M. Glenn : Dans l'Ouest canadien, il ne s'agit pas vraiment d'expansion des grands centres urbains. C'est en fait de la spéculation sur les terres, car on y achète des centaines de milliers d'acres. Certaines sociétés travaillent avec les agriculteurs, dont quelques-uns qui semblent bien tirer leur épingle du jeu, notamment les jeunes, qui achètent des terres ou du moins peuvent en avoir l'usufruit au moyen de baux à plus long terme de 5 et de 10 ans.
Mais en ce qui concerne les terres qui entourent un centre urbain, je ne vois pas comment on pourrait freiner le phénomène.

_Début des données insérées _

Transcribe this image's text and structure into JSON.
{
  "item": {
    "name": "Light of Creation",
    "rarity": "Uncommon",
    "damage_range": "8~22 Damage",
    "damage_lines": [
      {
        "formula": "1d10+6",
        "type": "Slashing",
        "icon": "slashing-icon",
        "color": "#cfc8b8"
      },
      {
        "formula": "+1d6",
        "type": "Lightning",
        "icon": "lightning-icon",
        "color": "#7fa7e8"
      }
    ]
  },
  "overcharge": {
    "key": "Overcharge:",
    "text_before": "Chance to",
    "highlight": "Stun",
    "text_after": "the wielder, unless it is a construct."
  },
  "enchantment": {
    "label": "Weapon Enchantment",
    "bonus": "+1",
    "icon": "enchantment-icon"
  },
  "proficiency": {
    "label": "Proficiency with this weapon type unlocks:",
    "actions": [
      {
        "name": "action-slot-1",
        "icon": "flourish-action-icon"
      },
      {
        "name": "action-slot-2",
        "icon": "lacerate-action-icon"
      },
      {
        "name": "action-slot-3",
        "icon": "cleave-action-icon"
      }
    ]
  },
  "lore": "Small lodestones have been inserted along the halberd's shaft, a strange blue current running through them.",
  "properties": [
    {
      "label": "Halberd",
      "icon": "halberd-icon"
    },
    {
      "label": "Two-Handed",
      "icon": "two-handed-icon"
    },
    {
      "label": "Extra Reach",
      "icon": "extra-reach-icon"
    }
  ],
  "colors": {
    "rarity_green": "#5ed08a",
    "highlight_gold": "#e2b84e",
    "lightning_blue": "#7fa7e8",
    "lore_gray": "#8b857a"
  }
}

Le sénateur Oh : Nous devrions peut-être effectuer un sondage auprès des jeunes pour voir ce qu'ils voudraient s'ils devenaient agriculteurs à l'avenir. C'est probablement quelque chose sur lequel nous pouvons tous travailler. Comment trouver un équilibre? Les villes prennent de l'expansion, et le pays a besoin de 300 000 nouveaux immigrants chaque année pour faire croître l'économie. Il faut des freins et contrepoids pour ce qui est des terres agricoles et des villes en expansion.
M. Glenn : Les trois principaux défis que nous avons relevés pour ce qui est des jeunes agriculteurs, c'est l'accès aux terres, l'accès aux capitaux et l'accès à la main-d'œuvre. Il y a une pénurie de main-d'œuvre en agriculture. On perd beaucoup d'argent par manque de valorisation.
Les jeunes agriculteurs sont donc effectivement confrontés à de nombreux défis, mais nous recueillons constamment des renseignements de tous nos membres, car nous aussi, nous voulons savoir à quoi ressemblera l'avenir.
La sénatrice Gagné : Dans votre exposé, vous avez parlé du type de crédit qui est offert aux jeunes agriculteurs. Pouvez-vous nous expliquer le crédit dont ils auraient besoin?
M. Glenn : Je sais qu'il existe un programme d'AAC qui, il me semble, leur offre 400 000 $. Cela dépend de la cote de solvabilité en plus, car on ne remet pas une telle somme à n'importe qui, bien évidemment.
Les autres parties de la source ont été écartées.